Abhazya’nın sömürgeleştirilmesinin kökleştirilmesi ile özellikle tarımcılıkta kapitalist ilişkiler gelişmeye başlamıştır. XX. yüzyılın başında Abhazya’da tütün üretim faaliyeti birinci sırada yer alıyordu. Reform sonrası dönemde sahil bölgeleri hammadde kolonisine ve satış pazarına dönüştürülmüş, Rusya ve dünya mal dolaşım yörüngesine çekilmiştir. Yollar (haberleşme) gelişmeye başlamıştır. 1892 yılında genel olarak Novorossisk-Sohum karayolunun inşaatı tamamlanmıştır. Sohum’da ticaret, kent yaşamı hızla gelişim göstermiş, Gudauta ve Oçamçıra’nın ekonomik değeri artmıştır. Tkuarçal kömür ocağının işlenmesi girişimlerinde bulunulmuştur. Sermaye yatırımları yoğun şekilde ormancılığa yapılmıştır. 1898’de Rostovlu milyoner Maksimov’un Kudrı kereste fabrikası açılmıştır.

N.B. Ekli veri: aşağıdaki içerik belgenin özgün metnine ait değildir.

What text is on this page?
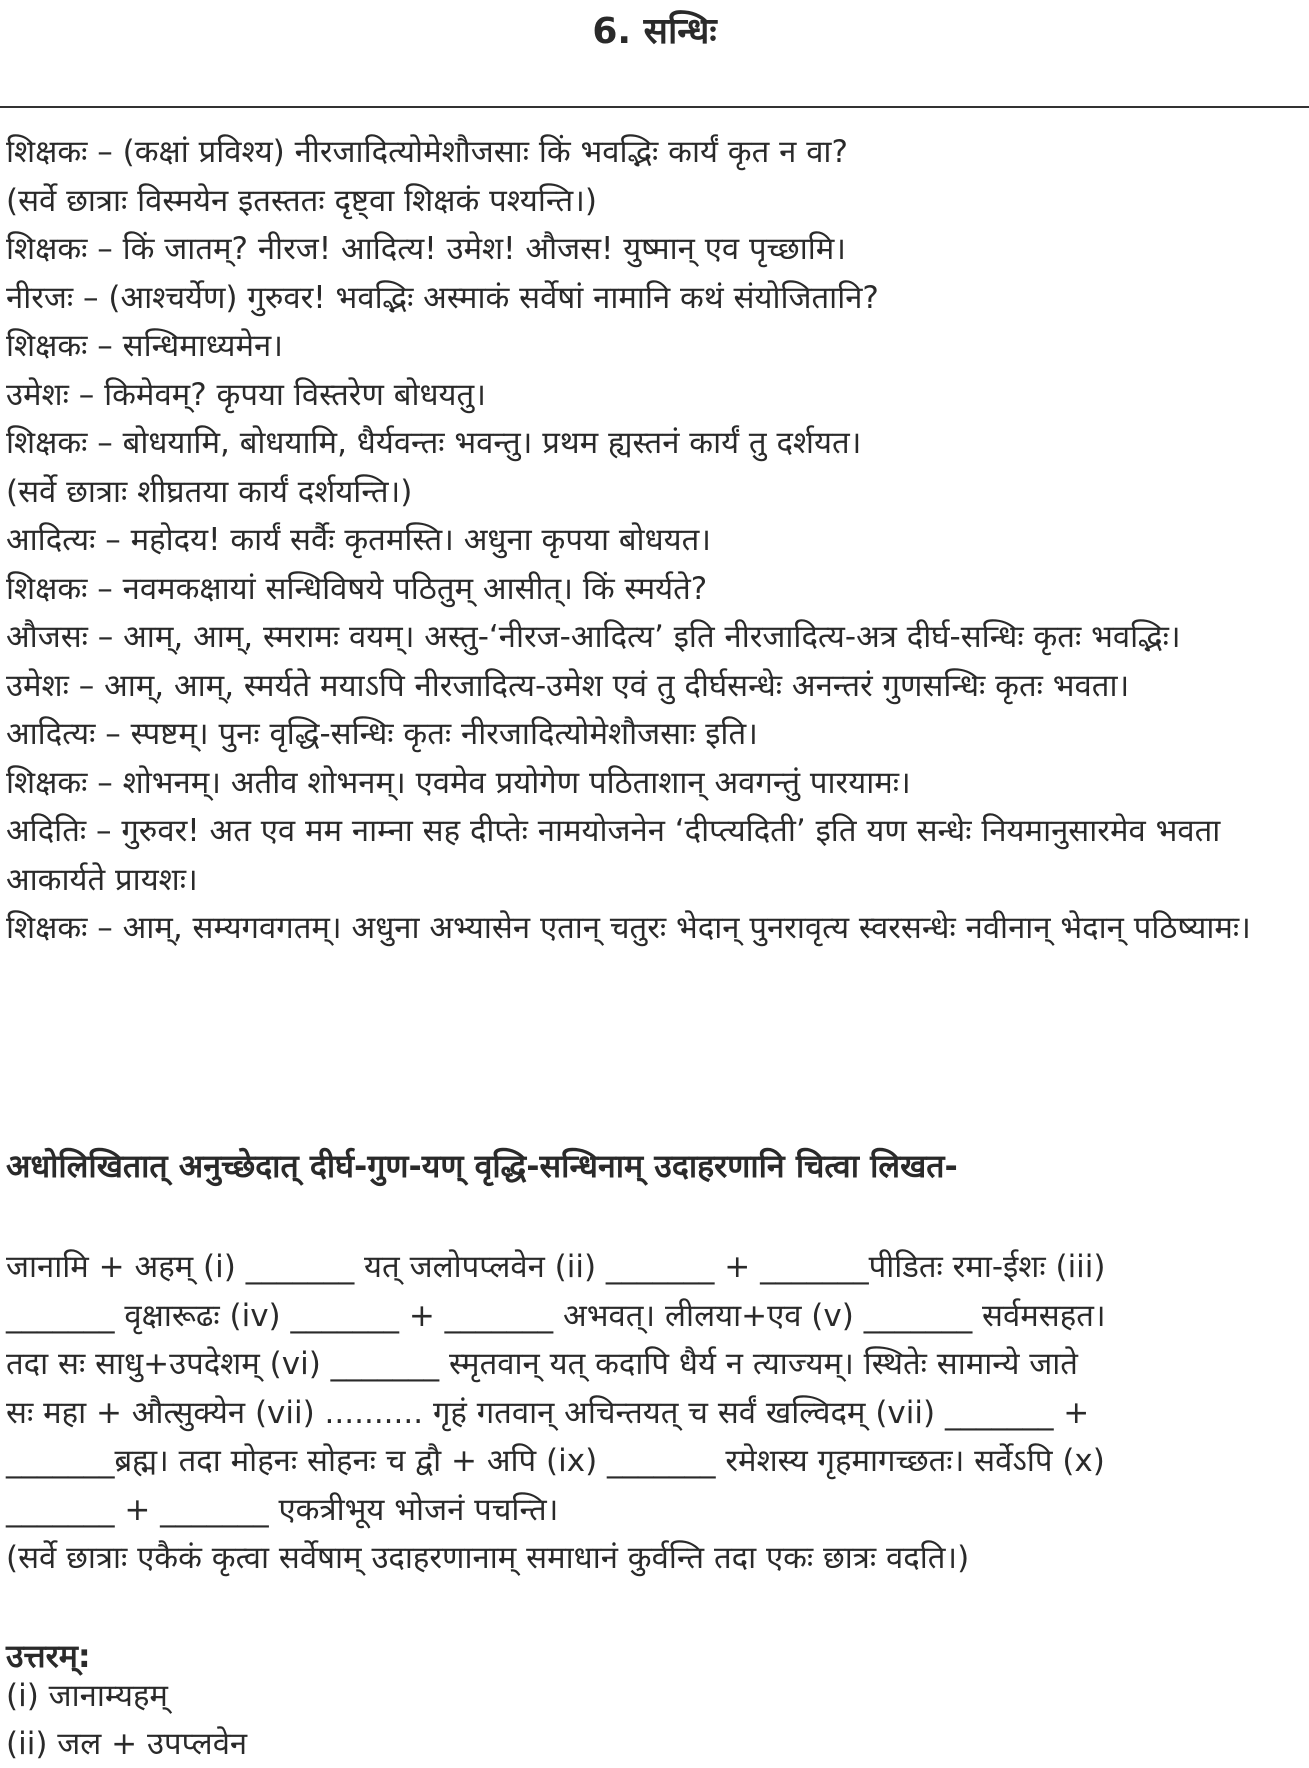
6. सन्धिः
शिक्षकः – (कक्षां प्रविश्य) नीरजादित्योमेशौजसाः किं भवद्भिः कार्यं कृत न वा?
(सर्वे छात्राः विस्मयेन इतस्ततः दृष्ट्वा शिक्षकं पश्यन्ति।)
शिक्षकः – किं जातम्? नीरज! आदित्य! उमेश! औजस! युष्मान् एव पृच्छामि।
नीरजः – (आश्चर्येण) गुरुवर! भवद्भिः अस्माकं सर्वेषां नामानि कथं संयोजितानि?
शिक्षकः – सन्धिमाध्यमेन।
उमेशः – किमेवम्? कृपया विस्तरेण बोधयतु।
शिक्षकः – बोधयामि, बोधयामि, धैर्यवन्तः भवन्तु। प्रथम ह्यस्तनं कार्यं तु दर्शयत।
(सर्वे छात्राः शीघ्रतया कार्यं दर्शयन्ति।)
आदित्यः – महोदय! कार्यं सर्वैः कृतमस्ति। अधुना कृपया बोधयत।
शिक्षकः – नवमकक्षायां सन्धिविषये पठितुम् आसीत्। किं स्मर्यते?
औजसः – आम्, आम्, स्मरामः वयम्। अस्तु-‘नीरज-आदित्य’ इति नीरजादित्य-अत्र दीर्घ-सन्धिः कृतः भवद्भिः।
उमेशः – आम्, आम्, स्मर्यते मयाऽपि नीरजादित्य-उमेश एवं तु दीर्घसन्धेः अनन्तरं गुणसन्धिः कृतः भवता।
आदित्यः – स्पष्टम्। पुनः वृद्धि-सन्धिः कृतः नीरजादित्योमेशौजसाः इति।
शिक्षकः – शोभनम्। अतीव शोभनम्। एवमेव प्रयोगेण पठिताशान् अवगन्तुं पारयामः।
अदितिः – गुरुवर! अत एव मम नाम्ना सह दीप्तेः नामयोजनेन ‘दीप्त्यदिती’ इति यण सन्धेः नियमानुसारमेव भवता आकार्यते प्रायशः।
शिक्षकः – आम्, सम्यगवगतम्। अधुना अभ्यासेन एतान् चतुरः भेदान् पुनरावृत्य स्वरसन्धेः नवीनान् भेदान् पठिष्यामः।
अधोलिखितात् अनुच्छेदात् दीर्घ-गुण-यण् वृद्धि-सन्धिनाम् उदाहरणानि चित्वा लिखत-
जानामि + अहम् (i) _______ यत् जलोपप्लवेन (ii) _______ + _______पीडितः रमा-ईशः (iii)
_______ वृक्षारूढः (iv) _______ + _______ अभवत्। लीलया+एव (v) _______ सर्वमसहत।
तदा सः साधु+उपदेशम् (vi) _______ स्मृतवान् यत् कदापि धैर्य न त्याज्यम्। स्थितेः सामान्ये जाते
सः महा + औत्सुक्येन (vii) .......... गृहं गतवान् अचिन्तयत् च सर्वं खल्विदम् (vii) _______ +
_______ब्रह्म। तदा मोहनः सोहनः च द्वौ + अपि (ix) _______ रमेशस्य गृहमागच्छतः। सर्वेऽपि (x)
_______ + _______ एकत्रीभूय भोजनं पचन्ति।
(सर्वे छात्राः एकैकं कृत्वा सर्वेषाम् उदाहरणानाम् समाधानं कुर्वन्ति तदा एकः छात्रः वदति।)
उत्तरम्:
(i) जानाम्यहम्
(ii) जल + उपप्लवेन
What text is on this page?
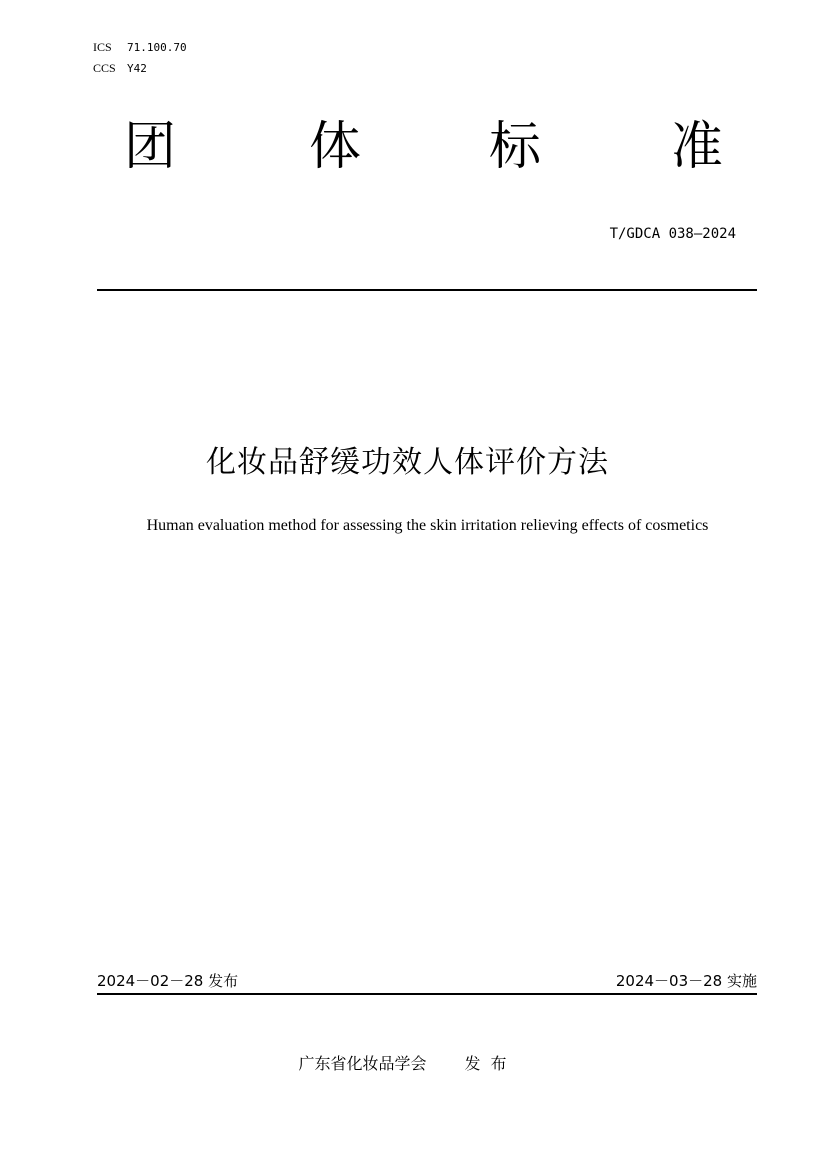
ICS 71.100.70
CCS Y42
团	体 标 准
T/GDCA 038—2024
化妆品舒缓功效人体评价方法
Human evaluation method for assessing the skin irritation relieving effects of cosmetics
2024－02－28 发布	2024－03－28 实施
广东省化妆品学会 发布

Gürcü Göçmenlerin Sistematik Kolonizasyonu
Gürcü bürokratların Abhazları Gürcüleştirme girişimleri, Transkafkasya mebusunun 3. Devlet Duması ikinci toplantısındaki (1909) konuşmasından anlaşılabilmektedir: “Gürcüleştirme tüm kademelerde uygulanmaktadır. Abhazya hızla Gürcüleştirilmektedir. Abhazlar kendi dilinde konuşuyorlar fakat Rusların uyumaları nedeniyle yerli otoriteler Abhazları Gürcüleştirmektedir. Kiliselere, Abhazların Rusları da anlamadıkları gibi, anlayamadıkları papazları gönderiyorlar.”7
Sovyet hükümetinin ilk yıllarında Abhazya SSC şartlarında Abhazya’ya Gürcülerin toplu göçlerinde azalma gözlemlenmektedir. Sonraki dönemlerde Gürcü nüfusunun mekanik artışı, bilhassa kırsal alanda örtülü özellik kazanmıştır. Köylere önceden göç eden yurttaşlarının desteğiyle Gürcistan’dan gelen köylüler gecekondular inşa etmiş, bu da Abhazya’ya “yerleşmeleri” için yeterli argüman sayılmıştır
Nitekim Z. Rikhter, “Kudrı bölgesinde Megrel yerleşim biriminin yanından geçerken Basarya bana öfkeyle şöyle demişti: ‘Onlar (Megreller) yasadışı yollarla topraklarımıza yerleşmeye devam ediyor. İşte gecekondu, bir gecede inşa ettiler. Artık bu toprak Megrele ait. Kanun böyle’” notuyla durumu özetlemektedir.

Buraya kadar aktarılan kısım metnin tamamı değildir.